Et elle va plus loin encore en démontrant que le bon sens privé cette fois, soit l’objet propre à chacun dans son fantasme, n’est que le bouchon propre à obturer l’angoisse suscitée par la béance dans l’Autre qu’ouvre l’interrogation sur ce qui conviendrait universellement pour satisfaire le désir.
Voilà pourquoi Lacan disait que le psychanalyste, à renoncer à l’enfilade de ces breloques, était un saint. Une fois que, psychanalysant, il en était venu à cette Pâque, mort et résurrection, qu’en bon laïc il appelle la passe.
Ceux qui se réunirent chez moi le 26 juin 1982 pour fonder notre Association, avaient subi le spectacle du ridicule des petits profits et des médiocres intérêts dont le surgissement, à la fin de Lacan, vint étouffer toute perspective de poursuivre son enseignement. Et ils surent aussi régler les particularités de leur organisation subjective sur la nécessité d’une communauté de travail.
En ce sens on peut dire que la passe était comprise dans leur engagement.

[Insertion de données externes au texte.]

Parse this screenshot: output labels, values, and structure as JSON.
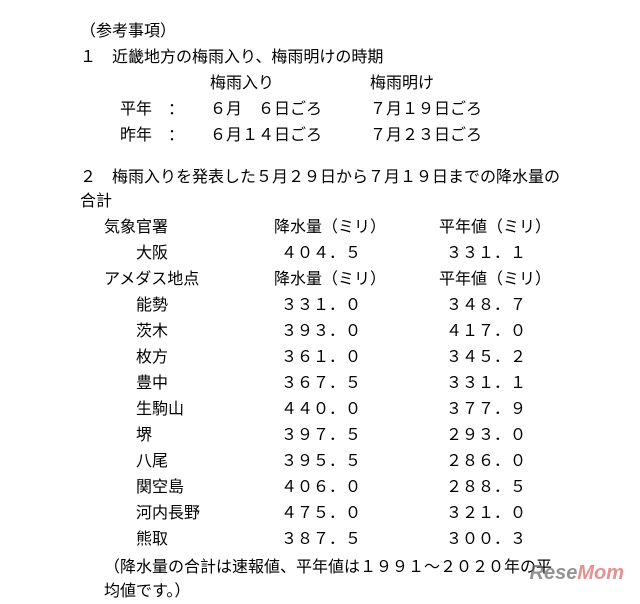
{
  "title": "（参考事項）",
  "section1": {
    "heading": "１　近畿地方の梅雨入り、梅雨明けの時期",
    "col1_label": "梅雨入り",
    "col2_label": "梅雨明け",
    "rows": [
      {
        "label": "平年　：",
        "tsuyu_iri": "６月　６日ごろ",
        "tsuyu_ake": "７月１９日ごろ"
      },
      {
        "label": "昨年　：",
        "tsuyu_iri": "６月１４日ごろ",
        "tsuyu_ake": "７月２３日ごろ"
      }
    ]
  },
  "section2": {
    "heading": "２　梅雨入りを発表した５月２９日から７月１９日までの降水量の合計",
    "office_label": "気象官署",
    "rain_label": "降水量（ミリ）",
    "normal_label": "平年値（ミリ）",
    "office_rows": [
      {
        "name": "大阪",
        "rain": "４０４．５",
        "normal": "３３１．１"
      }
    ],
    "amedas_label": "アメダス地点",
    "amedas_rain_label": "降水量（ミリ）",
    "amedas_normal_label": "平年値（ミリ）",
    "amedas_rows": [
      {
        "name": "能勢",
        "rain": "３３１．０",
        "normal": "３４８．７"
      },
      {
        "name": "茨木",
        "rain": "３９３．０",
        "normal": "４１７．０"
      },
      {
        "name": "枚方",
        "rain": "３６１．０",
        "normal": "３４５．２"
      },
      {
        "name": "豊中",
        "rain": "３６７．５",
        "normal": "３３１．１"
      },
      {
        "name": "生駒山",
        "rain": "４４０．０",
        "normal": "３７７．９"
      },
      {
        "name": "堺",
        "rain": "３９７．５",
        "normal": "２９３．０"
      },
      {
        "name": "八尾",
        "rain": "３９５．５",
        "normal": "２８６．０"
      },
      {
        "name": "関空島",
        "rain": "４０６．０",
        "normal": "２８８．５"
      },
      {
        "name": "河内長野",
        "rain": "４７５．０",
        "normal": "３２１．０"
      },
      {
        "name": "熊取",
        "rain": "３８７．５",
        "normal": "３００．３"
      }
    ],
    "note": "（降水量の合計は速報値、平年値は１９９１～２０２０年の平均値です。）"
  },
  "watermark": {
    "rese": "Rese",
    "mom": "Mom"
  }
}
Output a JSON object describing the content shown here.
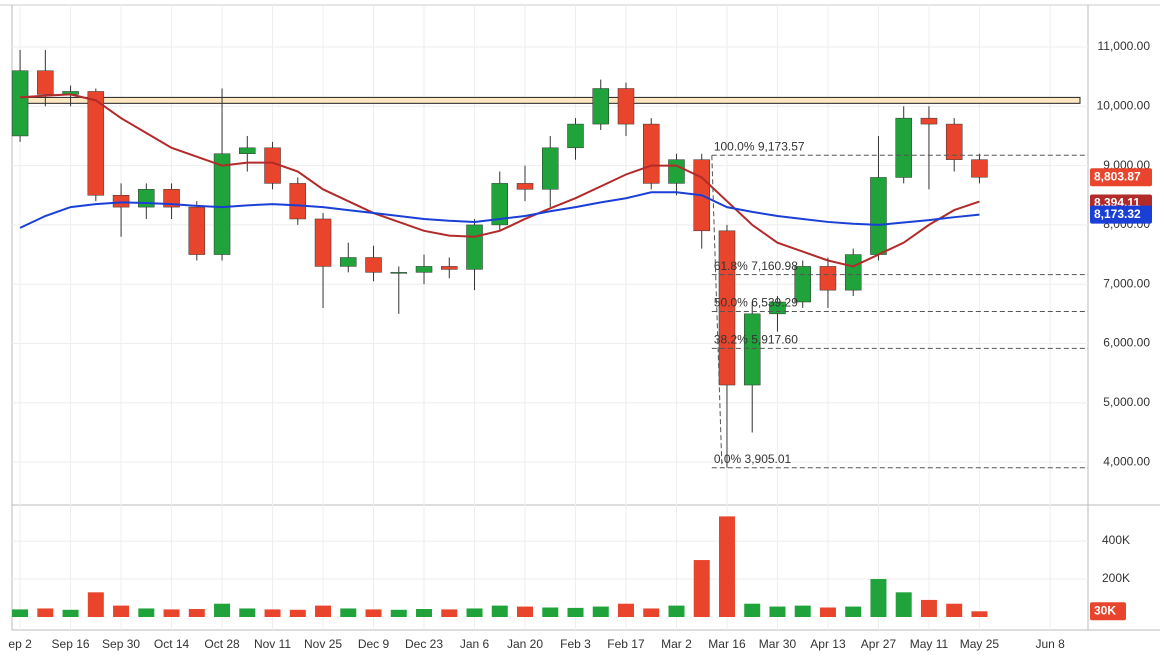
{
  "chart_data": {
    "type": "candlestick",
    "x": [
      0,
      5,
      10,
      15,
      20,
      25,
      30,
      35,
      40,
      45,
      50,
      55,
      60,
      65,
      70,
      75,
      80,
      85,
      90,
      95,
      100,
      105,
      110,
      115,
      120,
      125,
      130,
      135,
      140,
      145,
      150,
      155,
      160,
      165,
      170,
      175,
      180,
      185,
      190
    ],
    "open": [
      9500,
      10600,
      10200,
      10250,
      8500,
      8300,
      8600,
      8300,
      7500,
      9200,
      9300,
      8700,
      8100,
      7300,
      7450,
      7200,
      7200,
      7300,
      7250,
      8000,
      8700,
      8600,
      9300,
      9700,
      10300,
      9700,
      8700,
      9100,
      7900,
      5300,
      6500,
      6700,
      7300,
      6900,
      7500,
      8800,
      9800,
      9700,
      9100
    ],
    "high": [
      10950,
      10950,
      10350,
      10300,
      8700,
      8700,
      8700,
      8400,
      10300,
      9500,
      9400,
      8800,
      8200,
      7700,
      7650,
      7300,
      7500,
      7450,
      8100,
      8900,
      9000,
      9500,
      9800,
      10450,
      10400,
      9800,
      9200,
      9200,
      8000,
      6700,
      6800,
      7400,
      7450,
      7600,
      9500,
      10000,
      10000,
      9800,
      9200
    ],
    "low": [
      9400,
      10000,
      10000,
      8400,
      7800,
      8100,
      8100,
      7400,
      7400,
      8900,
      8600,
      8000,
      6600,
      7200,
      7050,
      6500,
      7000,
      7100,
      6900,
      7900,
      8400,
      8300,
      9100,
      9600,
      9500,
      8600,
      8500,
      7600,
      3905.01,
      4500,
      6200,
      6600,
      6600,
      6800,
      7400,
      8700,
      8600,
      8900,
      8700
    ],
    "close": [
      10600,
      10200,
      10250,
      8500,
      8300,
      8600,
      8300,
      7500,
      9200,
      9300,
      8700,
      8100,
      7300,
      7450,
      7200,
      7200,
      7300,
      7250,
      8000,
      8700,
      8600,
      9300,
      9700,
      10300,
      9700,
      8700,
      9100,
      7900,
      5300,
      6500,
      6700,
      7300,
      6900,
      7500,
      8800,
      9800,
      9700,
      9100,
      8803.87
    ],
    "last_label": "8,803.87",
    "volume": [
      40000,
      45000,
      38000,
      130000,
      60000,
      45000,
      40000,
      42000,
      70000,
      45000,
      40000,
      38000,
      60000,
      45000,
      40000,
      38000,
      42000,
      40000,
      45000,
      60000,
      55000,
      50000,
      48000,
      55000,
      70000,
      45000,
      60000,
      300000,
      530000,
      70000,
      55000,
      60000,
      50000,
      55000,
      200000,
      130000,
      90000,
      70000,
      30000
    ],
    "volume_last_label": "30K",
    "moving_averages": [
      {
        "color": "#b22a2a",
        "last_label": "8,394.11",
        "values": [
          10150,
          10180,
          10200,
          10100,
          9800,
          9550,
          9300,
          9150,
          9000,
          9050,
          9050,
          8900,
          8600,
          8400,
          8200,
          8050,
          7900,
          7820,
          7800,
          7900,
          8100,
          8280,
          8450,
          8650,
          8850,
          9000,
          9000,
          8800,
          8400,
          8000,
          7700,
          7550,
          7400,
          7300,
          7500,
          7700,
          8000,
          8250,
          8394.11
        ]
      },
      {
        "color": "#1a3fd6",
        "last_label": "8,173.32",
        "values": [
          7950,
          8150,
          8300,
          8350,
          8380,
          8370,
          8350,
          8320,
          8300,
          8330,
          8350,
          8330,
          8300,
          8250,
          8200,
          8150,
          8100,
          8070,
          8050,
          8100,
          8150,
          8230,
          8300,
          8380,
          8450,
          8550,
          8550,
          8500,
          8300,
          8220,
          8150,
          8100,
          8050,
          8020,
          8000,
          8040,
          8080,
          8130,
          8173.32
        ]
      }
    ],
    "zone": [
      10050,
      10150
    ],
    "fib_levels": [
      {
        "value": 9173.57,
        "label": "100.0% 9,173.57"
      },
      {
        "value": 7160.98,
        "label": "61.8% 7,160.98"
      },
      {
        "value": 6539.29,
        "label": "50.0% 6,539.29"
      },
      {
        "value": 5917.6,
        "label": "38.2% 5,917.60"
      },
      {
        "value": 3905.01,
        "label": "0.0% 3,905.01"
      }
    ],
    "xlim": [
      -1.6,
      211.5
    ],
    "xticks": [
      {
        "value": 0,
        "label": "ep 2"
      },
      {
        "value": 10,
        "label": "Sep 16"
      },
      {
        "value": 20,
        "label": "Sep 30"
      },
      {
        "value": 30,
        "label": "Oct 14"
      },
      {
        "value": 40,
        "label": "Oct 28"
      },
      {
        "value": 50,
        "label": "Nov 11"
      },
      {
        "value": 60,
        "label": "Nov 25"
      },
      {
        "value": 70,
        "label": "Dec 9"
      },
      {
        "value": 80,
        "label": "Dec 23"
      },
      {
        "value": 90,
        "label": "Jan 6"
      },
      {
        "value": 100,
        "label": "Jan 20"
      },
      {
        "value": 110,
        "label": "Feb 3"
      },
      {
        "value": 120,
        "label": "Feb 17"
      },
      {
        "value": 130,
        "label": "Mar 2"
      },
      {
        "value": 140,
        "label": "Mar 16"
      },
      {
        "value": 150,
        "label": "Mar 30"
      },
      {
        "value": 160,
        "label": "Apr 13"
      },
      {
        "value": 170,
        "label": "Apr 27"
      },
      {
        "value": 180,
        "label": "May 11"
      },
      {
        "value": 190,
        "label": "May 25"
      },
      {
        "value": 204,
        "label": "Jun 8"
      }
    ],
    "ylim": [
      3277,
      11708
    ],
    "yticks": [
      {
        "value": 4000,
        "label": "4,000.00"
      },
      {
        "value": 5000,
        "label": "5,000.00"
      },
      {
        "value": 6000,
        "label": "6,000.00"
      },
      {
        "value": 7000,
        "label": "7,000.00"
      },
      {
        "value": 8000,
        "label": "8,000.00"
      },
      {
        "value": 9000,
        "label": "9,000.00"
      },
      {
        "value": 10000,
        "label": "10,000.00"
      },
      {
        "value": 11000,
        "label": "11,000.00"
      }
    ],
    "volume_ylim": [
      0,
      590000
    ],
    "volume_yticks": [
      {
        "value": 200000,
        "label": "200K"
      },
      {
        "value": 400000,
        "label": "400K"
      }
    ],
    "up_color": "#1fa33a",
    "down_color": "#e8452c",
    "grid": true
  }
}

Bien sûr, il a été dit que le transfert sur Melman avait agencé tout ça.
C’est inexact si on considère tous ceux qui, venus souvent d’horizons et de divans différents, furent les moteurs de l’entreprise.
Car il leur apparaissait clairement que l’enjeu était éthique, et que l’éthique à soutenir était celle, ingrate, de la psychanalyse.
On peut dire en ce sens que l’adhésion à l’Association s’est faite T.P.C. : toute passe comprise.
=> texte de Charles Melman sur Le jury de la passe (janvier 2011)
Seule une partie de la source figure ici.